Le « groupe » dont il s’agit est en fait la majorité de la section française de la Quatrième Internationale, qui a été arbitrairement et injustement exclue par Pablo.
Dénoncer officiellement des militants trotskystes aux staliniens, et chercher à justifier aux yeux des travailleurs l’abominable trahison stalinienne ! Le mouvement trotskyste mondial a-t-il jamais entendu parler jusqu’à présent d’un pareil scandale ? Il convient de noter que la dénonciation pabliste de ces camarades aux staliniens faisait suite au verdict d’un tribunal ouvrier acquittant les trotskystes de l’usine Renault des calomnies répandues contre eux par les staliniens.
Les pablistes américains
Le test de ces événements mondiaux suffit, à notre avis pour indiquer l’étendue des conciliations du pablisme envers le stalinisme. Mais nous aimerions soumettre à l’examen du mouvement trotskyste mondial un certain nombre de faits supplémentaires.
Depuis plus d’un an et demi, le Socialist Workers Party s’est engagé dans la lutte contre une tendance révisionniste, dirigée par Cochran et Clarke. La lutte avec cette tendance a été l’une des plus dures de l’histoire de notre parti. Au fond, elle touche aux mêmes questions fondamentales qui nous ont séparés du groupe Burnham-shachtman et du groupe Morrow-Goldman au début et à la fin de la deuxième Guerre mondiale. C’est une autre tentative pour réviser et abandonner notre programme de base. La perspective de la révolution américaine, le caractère et le rôle du parti révolutionnaire, ses méthodes d’organisation et les perspectives du mouvement trotskyste mondial sont inclus dans cela.

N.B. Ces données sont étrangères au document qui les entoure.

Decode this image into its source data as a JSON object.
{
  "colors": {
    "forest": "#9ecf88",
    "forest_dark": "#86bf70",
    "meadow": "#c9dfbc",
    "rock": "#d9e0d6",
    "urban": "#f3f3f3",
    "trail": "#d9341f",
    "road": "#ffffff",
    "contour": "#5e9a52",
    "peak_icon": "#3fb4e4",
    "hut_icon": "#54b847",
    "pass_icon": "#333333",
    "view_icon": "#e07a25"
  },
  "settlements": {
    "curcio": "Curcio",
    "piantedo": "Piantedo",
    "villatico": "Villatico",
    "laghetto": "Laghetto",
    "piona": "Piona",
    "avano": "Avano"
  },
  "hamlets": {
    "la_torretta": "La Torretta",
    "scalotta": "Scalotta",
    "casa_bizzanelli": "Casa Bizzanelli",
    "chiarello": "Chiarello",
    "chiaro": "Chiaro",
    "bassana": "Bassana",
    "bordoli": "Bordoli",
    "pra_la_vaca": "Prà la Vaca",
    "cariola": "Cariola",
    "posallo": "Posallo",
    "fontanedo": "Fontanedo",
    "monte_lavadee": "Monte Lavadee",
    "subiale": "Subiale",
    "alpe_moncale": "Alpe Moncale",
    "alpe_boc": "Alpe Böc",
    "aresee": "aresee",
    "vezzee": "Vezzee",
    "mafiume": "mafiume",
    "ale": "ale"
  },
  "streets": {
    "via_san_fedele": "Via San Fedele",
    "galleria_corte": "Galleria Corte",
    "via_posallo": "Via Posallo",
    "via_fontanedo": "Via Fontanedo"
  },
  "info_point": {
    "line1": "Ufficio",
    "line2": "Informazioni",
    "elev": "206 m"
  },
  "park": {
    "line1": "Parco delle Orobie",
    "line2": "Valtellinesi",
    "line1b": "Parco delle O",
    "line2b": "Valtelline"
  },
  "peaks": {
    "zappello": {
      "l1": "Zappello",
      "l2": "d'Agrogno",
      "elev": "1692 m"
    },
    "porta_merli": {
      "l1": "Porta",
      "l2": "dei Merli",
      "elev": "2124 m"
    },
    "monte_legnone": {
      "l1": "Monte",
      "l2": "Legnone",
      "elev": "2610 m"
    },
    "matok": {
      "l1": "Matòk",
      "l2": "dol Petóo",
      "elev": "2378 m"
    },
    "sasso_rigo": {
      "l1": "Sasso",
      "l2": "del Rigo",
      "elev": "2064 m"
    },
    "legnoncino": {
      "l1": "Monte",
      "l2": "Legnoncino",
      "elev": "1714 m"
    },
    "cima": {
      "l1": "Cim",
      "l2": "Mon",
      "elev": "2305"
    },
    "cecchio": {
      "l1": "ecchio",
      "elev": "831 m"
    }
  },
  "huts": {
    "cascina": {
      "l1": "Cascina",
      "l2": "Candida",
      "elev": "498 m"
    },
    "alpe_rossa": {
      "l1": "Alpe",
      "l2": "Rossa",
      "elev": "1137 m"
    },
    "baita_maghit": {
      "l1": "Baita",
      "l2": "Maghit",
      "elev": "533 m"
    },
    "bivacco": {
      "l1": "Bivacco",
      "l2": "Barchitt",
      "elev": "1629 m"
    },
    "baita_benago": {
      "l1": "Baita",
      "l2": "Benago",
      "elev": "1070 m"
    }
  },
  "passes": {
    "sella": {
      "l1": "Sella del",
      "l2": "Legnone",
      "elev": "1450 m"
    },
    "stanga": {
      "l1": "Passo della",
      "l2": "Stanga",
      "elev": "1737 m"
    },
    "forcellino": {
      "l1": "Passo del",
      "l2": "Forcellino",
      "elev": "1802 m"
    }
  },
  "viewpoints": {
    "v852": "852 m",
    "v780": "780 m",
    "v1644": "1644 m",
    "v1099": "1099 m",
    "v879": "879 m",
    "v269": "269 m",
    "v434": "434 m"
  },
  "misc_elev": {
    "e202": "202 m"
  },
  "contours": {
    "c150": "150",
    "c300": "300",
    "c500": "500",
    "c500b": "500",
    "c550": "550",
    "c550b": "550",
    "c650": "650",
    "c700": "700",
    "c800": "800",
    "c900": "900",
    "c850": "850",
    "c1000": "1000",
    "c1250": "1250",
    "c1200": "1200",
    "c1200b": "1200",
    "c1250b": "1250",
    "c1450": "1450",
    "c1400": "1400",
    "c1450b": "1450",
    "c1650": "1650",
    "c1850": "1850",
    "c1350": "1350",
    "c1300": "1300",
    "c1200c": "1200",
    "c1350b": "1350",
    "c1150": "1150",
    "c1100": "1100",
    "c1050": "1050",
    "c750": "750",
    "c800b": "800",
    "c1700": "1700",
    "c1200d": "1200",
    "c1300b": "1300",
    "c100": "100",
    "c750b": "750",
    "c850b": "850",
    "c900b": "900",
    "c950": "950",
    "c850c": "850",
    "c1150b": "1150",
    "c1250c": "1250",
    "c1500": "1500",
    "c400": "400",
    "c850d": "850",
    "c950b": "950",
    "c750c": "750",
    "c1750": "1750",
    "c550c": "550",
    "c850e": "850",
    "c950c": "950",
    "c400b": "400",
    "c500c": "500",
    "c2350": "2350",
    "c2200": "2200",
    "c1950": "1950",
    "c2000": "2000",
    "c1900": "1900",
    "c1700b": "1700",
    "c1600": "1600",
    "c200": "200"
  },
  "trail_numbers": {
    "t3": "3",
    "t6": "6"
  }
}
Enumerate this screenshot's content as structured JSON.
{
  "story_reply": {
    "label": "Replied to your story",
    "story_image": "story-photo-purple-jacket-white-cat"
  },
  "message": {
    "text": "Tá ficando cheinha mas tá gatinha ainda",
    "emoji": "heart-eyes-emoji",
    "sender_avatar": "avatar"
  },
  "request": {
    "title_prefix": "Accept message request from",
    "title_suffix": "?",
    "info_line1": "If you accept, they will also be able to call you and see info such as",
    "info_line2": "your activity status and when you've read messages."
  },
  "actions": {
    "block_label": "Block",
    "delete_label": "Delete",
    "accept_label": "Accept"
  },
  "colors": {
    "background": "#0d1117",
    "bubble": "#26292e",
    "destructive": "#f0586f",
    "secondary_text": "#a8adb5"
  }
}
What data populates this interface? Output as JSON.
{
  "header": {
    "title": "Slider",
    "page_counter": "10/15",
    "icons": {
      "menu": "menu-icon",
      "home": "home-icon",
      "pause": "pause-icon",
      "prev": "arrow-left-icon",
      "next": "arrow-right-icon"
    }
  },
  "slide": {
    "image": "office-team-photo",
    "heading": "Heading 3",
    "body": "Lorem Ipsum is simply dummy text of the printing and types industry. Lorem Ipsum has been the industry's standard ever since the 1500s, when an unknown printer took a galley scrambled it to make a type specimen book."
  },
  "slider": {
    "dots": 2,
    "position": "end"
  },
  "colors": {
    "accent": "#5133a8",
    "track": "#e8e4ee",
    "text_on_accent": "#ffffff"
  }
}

Pendant l’après-guerre, une puissante bureaucratie s’est constituée dans le mouvement ouvrier américain. Cette bureaucratie s’appuie sur une large couche d’ouvriers privilégiés conservateurs, qui ont été « adoucis » par les conditions de prospérité de la guerre. Cette nouvelle couche privilégiée a été constituée dans une large mesure de membres des secteurs de la classe ouvrière qui avaient été précédemment les plus engagés, ceux de la génération qui a fondé le CIO.
La sécurité et la stabilité relatives de leurs conditions de vie ont temporairement paralysé l’initiative et l’ardeur combative de ces travailleurs, qui étaient auparavant en première ligne dans toutes les actions militantes de classe.
Le « cochranisme » est la manifestation de la pression de cette nouvelle aristocratie ouvrière, avec son idéologie petite-bourgeoise, sur l’avant-garde prolétarienne. L’état d’esprit et les tendances de cette couche de travailleurs, passive et relativement satisfaite, joue comme un puisant mécanisme qui transmet à l’intérieur de notre propre mouvement des pressions étrangères. Le mot d’ordre des cochranistes : « A la ferraille, le vieux trotskysme ! », traduit cet état d’esprit.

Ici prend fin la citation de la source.